Le reste du volume était noir, douloureux ;
Les crimes, en sifflant, y distillaient leur bave
Partout l’homme despote écrasait l’homme esclave,
De grotesques tyrans, dans leurs palais de bois,
Comptaient, en ricanant, des têtes sur leurs doigts.

Cette bonne action, dans sa candeur sublime,
Était là, comme l’arche au-dessus de l’abîme ;
Et cela m’enivra de voir qu’en ces pays
Où les instincts mauvais sont les seuls obéis,
Pour garder la pitié qui hors d’elle était morte,
La chose la plus faible eût l’âme la plus forte.

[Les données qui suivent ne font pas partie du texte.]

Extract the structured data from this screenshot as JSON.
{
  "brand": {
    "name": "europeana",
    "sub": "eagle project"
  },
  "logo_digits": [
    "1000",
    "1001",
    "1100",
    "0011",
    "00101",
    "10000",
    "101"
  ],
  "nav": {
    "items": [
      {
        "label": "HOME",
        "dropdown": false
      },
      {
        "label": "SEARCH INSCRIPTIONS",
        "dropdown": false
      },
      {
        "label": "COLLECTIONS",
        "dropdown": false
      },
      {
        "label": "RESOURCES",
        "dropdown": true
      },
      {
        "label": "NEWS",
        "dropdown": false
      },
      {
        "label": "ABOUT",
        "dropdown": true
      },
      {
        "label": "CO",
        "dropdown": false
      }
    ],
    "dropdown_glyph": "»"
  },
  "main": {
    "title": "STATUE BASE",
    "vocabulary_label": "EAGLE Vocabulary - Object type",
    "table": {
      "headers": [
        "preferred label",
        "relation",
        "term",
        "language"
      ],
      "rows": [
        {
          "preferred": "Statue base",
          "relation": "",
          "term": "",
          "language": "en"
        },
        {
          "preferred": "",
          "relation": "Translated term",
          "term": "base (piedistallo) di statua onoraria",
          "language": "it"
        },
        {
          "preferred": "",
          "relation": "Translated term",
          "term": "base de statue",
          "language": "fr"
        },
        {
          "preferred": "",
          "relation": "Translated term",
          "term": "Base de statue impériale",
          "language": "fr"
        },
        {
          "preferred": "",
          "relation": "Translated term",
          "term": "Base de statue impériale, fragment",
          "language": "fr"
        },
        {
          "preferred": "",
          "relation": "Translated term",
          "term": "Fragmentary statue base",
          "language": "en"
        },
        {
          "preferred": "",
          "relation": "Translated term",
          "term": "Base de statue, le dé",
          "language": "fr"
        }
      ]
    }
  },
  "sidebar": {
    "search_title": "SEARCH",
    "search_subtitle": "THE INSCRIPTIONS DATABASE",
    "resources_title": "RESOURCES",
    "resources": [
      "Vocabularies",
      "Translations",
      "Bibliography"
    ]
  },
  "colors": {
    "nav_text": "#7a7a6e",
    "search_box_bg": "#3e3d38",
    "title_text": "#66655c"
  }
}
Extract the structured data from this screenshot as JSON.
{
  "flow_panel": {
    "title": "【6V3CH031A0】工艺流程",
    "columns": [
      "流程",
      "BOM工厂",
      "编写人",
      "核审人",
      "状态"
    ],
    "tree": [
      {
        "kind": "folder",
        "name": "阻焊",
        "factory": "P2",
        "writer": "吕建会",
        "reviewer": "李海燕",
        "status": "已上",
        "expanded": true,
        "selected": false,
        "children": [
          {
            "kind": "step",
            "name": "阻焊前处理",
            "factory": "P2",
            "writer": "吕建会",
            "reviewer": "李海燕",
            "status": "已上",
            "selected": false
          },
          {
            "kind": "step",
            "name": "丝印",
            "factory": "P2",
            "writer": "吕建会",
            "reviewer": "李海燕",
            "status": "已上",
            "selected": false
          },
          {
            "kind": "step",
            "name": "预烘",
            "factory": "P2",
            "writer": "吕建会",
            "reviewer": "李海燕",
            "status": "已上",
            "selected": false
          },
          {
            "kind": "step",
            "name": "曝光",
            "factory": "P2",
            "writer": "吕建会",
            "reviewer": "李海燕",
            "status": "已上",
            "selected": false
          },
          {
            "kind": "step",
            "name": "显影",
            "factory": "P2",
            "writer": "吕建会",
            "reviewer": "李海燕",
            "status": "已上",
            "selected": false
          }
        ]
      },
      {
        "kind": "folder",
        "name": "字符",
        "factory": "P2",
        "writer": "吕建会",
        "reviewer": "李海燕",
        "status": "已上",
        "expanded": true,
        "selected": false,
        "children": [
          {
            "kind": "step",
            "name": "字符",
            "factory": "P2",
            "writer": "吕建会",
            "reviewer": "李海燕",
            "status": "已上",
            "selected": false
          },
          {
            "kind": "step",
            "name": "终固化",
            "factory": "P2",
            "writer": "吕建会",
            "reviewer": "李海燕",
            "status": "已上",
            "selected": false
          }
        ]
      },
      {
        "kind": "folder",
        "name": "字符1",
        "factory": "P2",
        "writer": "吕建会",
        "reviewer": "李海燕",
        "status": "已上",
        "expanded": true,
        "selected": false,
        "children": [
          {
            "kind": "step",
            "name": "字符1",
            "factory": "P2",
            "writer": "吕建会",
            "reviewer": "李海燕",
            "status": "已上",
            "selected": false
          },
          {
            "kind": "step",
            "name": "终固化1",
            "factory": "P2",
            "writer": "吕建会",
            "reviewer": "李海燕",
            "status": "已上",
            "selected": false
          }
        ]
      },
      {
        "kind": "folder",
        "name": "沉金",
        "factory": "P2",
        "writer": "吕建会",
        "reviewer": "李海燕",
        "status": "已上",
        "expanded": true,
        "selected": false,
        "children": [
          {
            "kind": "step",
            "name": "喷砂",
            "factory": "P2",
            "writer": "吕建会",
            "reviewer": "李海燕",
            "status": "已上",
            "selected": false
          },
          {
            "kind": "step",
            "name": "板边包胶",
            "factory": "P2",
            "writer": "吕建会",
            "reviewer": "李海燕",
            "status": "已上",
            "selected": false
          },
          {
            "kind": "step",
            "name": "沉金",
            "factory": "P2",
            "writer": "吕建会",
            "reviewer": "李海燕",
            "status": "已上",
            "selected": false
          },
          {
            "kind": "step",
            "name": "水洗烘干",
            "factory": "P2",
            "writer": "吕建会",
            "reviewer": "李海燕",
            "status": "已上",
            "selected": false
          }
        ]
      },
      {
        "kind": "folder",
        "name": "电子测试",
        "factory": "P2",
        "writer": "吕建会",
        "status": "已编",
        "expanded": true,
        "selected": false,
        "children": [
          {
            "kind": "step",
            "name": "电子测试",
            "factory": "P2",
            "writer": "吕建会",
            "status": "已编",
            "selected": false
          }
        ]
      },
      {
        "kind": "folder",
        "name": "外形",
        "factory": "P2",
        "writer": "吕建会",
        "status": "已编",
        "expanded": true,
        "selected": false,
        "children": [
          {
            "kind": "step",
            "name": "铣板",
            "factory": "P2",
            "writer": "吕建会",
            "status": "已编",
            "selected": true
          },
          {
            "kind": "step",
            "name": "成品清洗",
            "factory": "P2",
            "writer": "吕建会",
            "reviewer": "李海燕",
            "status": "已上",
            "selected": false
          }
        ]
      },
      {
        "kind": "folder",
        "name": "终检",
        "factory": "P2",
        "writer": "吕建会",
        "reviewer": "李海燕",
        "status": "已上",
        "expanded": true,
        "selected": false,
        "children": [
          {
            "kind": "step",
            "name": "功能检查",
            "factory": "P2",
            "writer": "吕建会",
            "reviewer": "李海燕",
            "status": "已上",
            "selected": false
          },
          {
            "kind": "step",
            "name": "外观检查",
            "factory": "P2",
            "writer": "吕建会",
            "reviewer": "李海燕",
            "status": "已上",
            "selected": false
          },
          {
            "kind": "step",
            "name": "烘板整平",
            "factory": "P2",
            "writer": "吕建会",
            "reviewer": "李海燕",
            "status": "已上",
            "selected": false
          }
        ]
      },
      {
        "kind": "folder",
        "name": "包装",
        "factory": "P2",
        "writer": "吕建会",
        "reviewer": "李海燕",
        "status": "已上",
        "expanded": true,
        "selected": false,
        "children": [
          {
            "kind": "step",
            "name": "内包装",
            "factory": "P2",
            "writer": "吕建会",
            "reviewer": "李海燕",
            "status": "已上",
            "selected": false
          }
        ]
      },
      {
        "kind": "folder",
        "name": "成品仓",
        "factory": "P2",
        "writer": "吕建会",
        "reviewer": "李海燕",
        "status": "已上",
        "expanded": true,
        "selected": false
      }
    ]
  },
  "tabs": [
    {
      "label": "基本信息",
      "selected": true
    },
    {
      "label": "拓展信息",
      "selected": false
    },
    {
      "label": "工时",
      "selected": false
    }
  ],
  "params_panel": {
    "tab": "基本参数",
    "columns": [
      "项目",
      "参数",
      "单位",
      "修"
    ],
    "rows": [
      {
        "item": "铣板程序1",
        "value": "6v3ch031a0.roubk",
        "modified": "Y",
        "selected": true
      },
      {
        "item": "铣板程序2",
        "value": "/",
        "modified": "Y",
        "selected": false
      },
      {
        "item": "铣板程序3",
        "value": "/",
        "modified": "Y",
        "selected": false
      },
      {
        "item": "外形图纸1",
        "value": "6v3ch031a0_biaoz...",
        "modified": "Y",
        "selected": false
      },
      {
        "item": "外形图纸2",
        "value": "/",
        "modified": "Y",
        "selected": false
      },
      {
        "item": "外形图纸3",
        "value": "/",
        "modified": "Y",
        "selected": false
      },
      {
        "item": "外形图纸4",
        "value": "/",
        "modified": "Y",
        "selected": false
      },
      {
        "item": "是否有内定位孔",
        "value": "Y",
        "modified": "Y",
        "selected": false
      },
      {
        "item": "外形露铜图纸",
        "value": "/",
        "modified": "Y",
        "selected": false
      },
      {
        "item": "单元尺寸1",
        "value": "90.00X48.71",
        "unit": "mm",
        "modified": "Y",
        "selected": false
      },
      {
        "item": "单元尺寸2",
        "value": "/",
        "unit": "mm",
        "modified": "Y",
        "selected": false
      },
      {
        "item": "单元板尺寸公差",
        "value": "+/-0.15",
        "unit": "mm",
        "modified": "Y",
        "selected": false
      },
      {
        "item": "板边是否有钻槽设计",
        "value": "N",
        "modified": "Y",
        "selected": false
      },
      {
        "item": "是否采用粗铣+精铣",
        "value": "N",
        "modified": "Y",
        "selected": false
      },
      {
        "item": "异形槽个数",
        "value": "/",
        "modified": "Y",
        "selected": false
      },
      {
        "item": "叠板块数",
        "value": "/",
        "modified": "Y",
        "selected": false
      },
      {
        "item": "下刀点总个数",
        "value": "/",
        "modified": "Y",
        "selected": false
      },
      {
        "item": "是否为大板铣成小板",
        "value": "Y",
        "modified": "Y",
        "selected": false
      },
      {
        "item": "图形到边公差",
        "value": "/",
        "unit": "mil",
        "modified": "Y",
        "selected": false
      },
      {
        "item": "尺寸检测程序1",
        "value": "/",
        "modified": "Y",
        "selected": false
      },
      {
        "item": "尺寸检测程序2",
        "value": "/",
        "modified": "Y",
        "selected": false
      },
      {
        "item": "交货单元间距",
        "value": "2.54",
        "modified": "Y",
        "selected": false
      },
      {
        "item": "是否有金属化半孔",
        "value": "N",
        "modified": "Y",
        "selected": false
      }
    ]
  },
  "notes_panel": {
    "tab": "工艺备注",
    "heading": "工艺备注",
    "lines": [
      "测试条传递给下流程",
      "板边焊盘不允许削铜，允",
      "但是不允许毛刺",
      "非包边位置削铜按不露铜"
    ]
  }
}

Et je compris alors, en méditant sur vous,
O femmes, d’où vous vient votre regard si doux,
Et pourquoi, vers les cœurs qui battent sous vos voiles,
On se sent attiré, comme vers les étoiles.
C’est que vous recevez en partage, ici-bas,
Le seul bien qu’on prodigue et qu’on n’épuise pas,
Le seul assez divin pour mêler à nos fanges,
Comme de blancs rayons, la vision des anges,
L’humble vertu par qui le plus fort est dompté,
Le calice qui boit les larmes : la bonté.